I've never successfully seen the Cannon, but I now see the Eaglet every time I drive through the Notch...


----------



## SilentCal (May 4, 2004)

The Cannon is tough to see while moving.   I've only seen it down on the walkway to the old man viewing area.    Is there a herd path to that rock????

Indian Head looks best in the fall when the colors are in full bloom and the backside of Mt. Pemi looks like a full headdress.    The one that stumps me is the Owl's Head.    The Imp is interesting too.


----------



## MtnMagic (May 4, 2004)

No herd path that I know of. Incidentally, there is a trail from the West that is no longer on maps that goes to the Cannon Mtn summit. It is a hidden branch off the Coppermine Trail. I just hiked it Saturday. You are in solitude with plenty of big game. There is lots of fresh scat and tracks to prove it!
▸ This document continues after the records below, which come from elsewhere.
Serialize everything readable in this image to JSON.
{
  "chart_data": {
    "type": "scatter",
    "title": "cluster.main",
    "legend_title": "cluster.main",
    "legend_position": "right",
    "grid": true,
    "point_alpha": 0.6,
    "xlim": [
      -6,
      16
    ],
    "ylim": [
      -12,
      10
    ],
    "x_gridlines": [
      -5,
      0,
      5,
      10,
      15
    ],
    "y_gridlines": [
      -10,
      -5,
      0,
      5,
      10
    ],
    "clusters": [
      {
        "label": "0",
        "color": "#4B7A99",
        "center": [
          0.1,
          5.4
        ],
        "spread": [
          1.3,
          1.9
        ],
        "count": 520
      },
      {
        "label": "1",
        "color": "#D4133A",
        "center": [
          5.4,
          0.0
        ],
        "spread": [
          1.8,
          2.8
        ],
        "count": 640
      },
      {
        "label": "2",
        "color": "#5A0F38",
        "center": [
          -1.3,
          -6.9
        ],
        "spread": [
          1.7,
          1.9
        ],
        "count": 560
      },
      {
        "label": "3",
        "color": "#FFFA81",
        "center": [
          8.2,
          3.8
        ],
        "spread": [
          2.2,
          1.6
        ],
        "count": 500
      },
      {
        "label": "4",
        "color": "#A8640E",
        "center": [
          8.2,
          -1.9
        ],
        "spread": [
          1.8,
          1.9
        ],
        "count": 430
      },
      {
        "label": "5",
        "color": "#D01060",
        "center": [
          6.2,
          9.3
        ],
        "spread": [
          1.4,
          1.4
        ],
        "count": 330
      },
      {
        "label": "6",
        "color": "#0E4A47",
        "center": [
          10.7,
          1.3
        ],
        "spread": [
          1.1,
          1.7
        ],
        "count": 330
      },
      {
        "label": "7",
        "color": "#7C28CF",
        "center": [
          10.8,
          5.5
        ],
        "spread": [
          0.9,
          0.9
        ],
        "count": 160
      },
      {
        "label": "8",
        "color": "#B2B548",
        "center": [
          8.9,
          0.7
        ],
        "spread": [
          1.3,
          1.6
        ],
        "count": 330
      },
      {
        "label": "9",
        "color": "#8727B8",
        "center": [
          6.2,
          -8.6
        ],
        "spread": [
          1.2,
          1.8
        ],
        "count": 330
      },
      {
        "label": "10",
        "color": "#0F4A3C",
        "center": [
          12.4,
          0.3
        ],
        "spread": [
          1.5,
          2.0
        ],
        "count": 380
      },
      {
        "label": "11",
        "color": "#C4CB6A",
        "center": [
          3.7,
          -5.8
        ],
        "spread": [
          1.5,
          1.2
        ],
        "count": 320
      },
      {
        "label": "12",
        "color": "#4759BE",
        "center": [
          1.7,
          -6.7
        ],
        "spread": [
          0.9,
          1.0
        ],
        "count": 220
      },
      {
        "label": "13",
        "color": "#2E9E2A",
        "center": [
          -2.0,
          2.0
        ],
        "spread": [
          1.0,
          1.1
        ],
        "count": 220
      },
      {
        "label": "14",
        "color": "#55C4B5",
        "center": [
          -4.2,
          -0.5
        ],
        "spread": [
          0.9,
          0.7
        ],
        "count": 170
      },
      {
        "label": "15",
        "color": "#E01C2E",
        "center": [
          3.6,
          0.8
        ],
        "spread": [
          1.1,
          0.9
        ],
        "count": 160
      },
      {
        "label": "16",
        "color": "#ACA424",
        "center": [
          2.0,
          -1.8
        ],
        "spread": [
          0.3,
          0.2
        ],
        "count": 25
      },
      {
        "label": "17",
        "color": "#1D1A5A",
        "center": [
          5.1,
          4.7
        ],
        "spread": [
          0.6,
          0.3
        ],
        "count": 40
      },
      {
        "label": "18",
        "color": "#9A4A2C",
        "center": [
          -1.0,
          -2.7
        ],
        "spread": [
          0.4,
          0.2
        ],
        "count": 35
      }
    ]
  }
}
I'll have to take a pic of the cannon sometime and post it. If you know where to look it's easy to spot in a moving car. 
__________________
Very dangerous if you are the driver!


----------



## skican (May 4, 2004)

Oh boy, I can hardly wait. I really miss the old man. Now the kids can have something else to roll their eyes over. I will repeat it each time we go by. Oh look kids.....


----------



## MichaelJ (May 4, 2004)

Hey Magic - talk to me about that trail ... I'm hoping to climb Cannon on May 15th and a "different" approach sounds tempting if I end up not solo...


----------



## teachski (May 4, 2004)

I remember the day they discovered that the OMM had come down.  I was traveling about in NH looking for old brochures and post cards to display on my website.  I was actually in a shop near Manchester, NH when I heard it come over the radio.  I was actively looking through the post cards at the time.  Hearing that I started to pull OMM cards.  When I went to check out the clerk sorted out the OMM cards and told me they were no longer for sale.  He refused to sell them to me because, "now I can sell them for a lot more.  I'm gonna wait a few days and see how high they go."  I left, leaving the rest of my purchase there as well and went to another shop.  I found many different OMM cards at the next shop and they were much less than the other guy's original price.  I bought them and posted them on my site.  Greg has put a link to this section of my site above. (Thanks Greg)


----------



## MtnMagic (May 4, 2004)

Michael, what do you wish to know about the more than twice as long as those commonly used trails to ascend the Cannon Mtn summit?! Instead of a 2 miler, it is about 4.5. That is just one way. So let's hike. Off those commonly beaten paths.
_________________
And a route few will ever hike!


----------



## Greg (May 4, 2004)

teachski said:
			
		

> I remember the day they discovered that the OMM had come down.  I was traveling about in NH looking for old brochures and post cards to display on my website.  I was actually in a shop near Manchester, NH when I heard it come over the radio.  I was actively looking through the post cards at the time.  Hearing that I started to pull OMM cards.  When I went to check out the clerk sorted out the OMM cards and told me they were no longer for sale.  He refused to sell them to me because, "now I can sell them for a lot more.  I'm gonna wait a few days and see how high they go."  I left, leaving the rest of my purchase there as well and went to another shop.  I found many different OMM cards at the next shop and they were much less than the other guy's original price.  I bought them and posted them on my site.  Greg has put a link to this section of my site above. (Thanks Greg)


You're welcome. Interesting story too. Thanks for sharing.


----------



## David Metsky (May 10, 2004)

Here is a place selling lots of Old Man stuff.

 -dave-


----------



## jjmcgo (Jun 10, 2004)

My wife and I, both 56, went through Franconia Notch a couple of weeks ago for the first time since the Old Man fell. It had been there all our lives and now, gone.
As I stared at the mountain, it occurred to me that in New England you have a greater chance of seeing the Earth evolve than of seeing a Red Sox World Series victory.


----------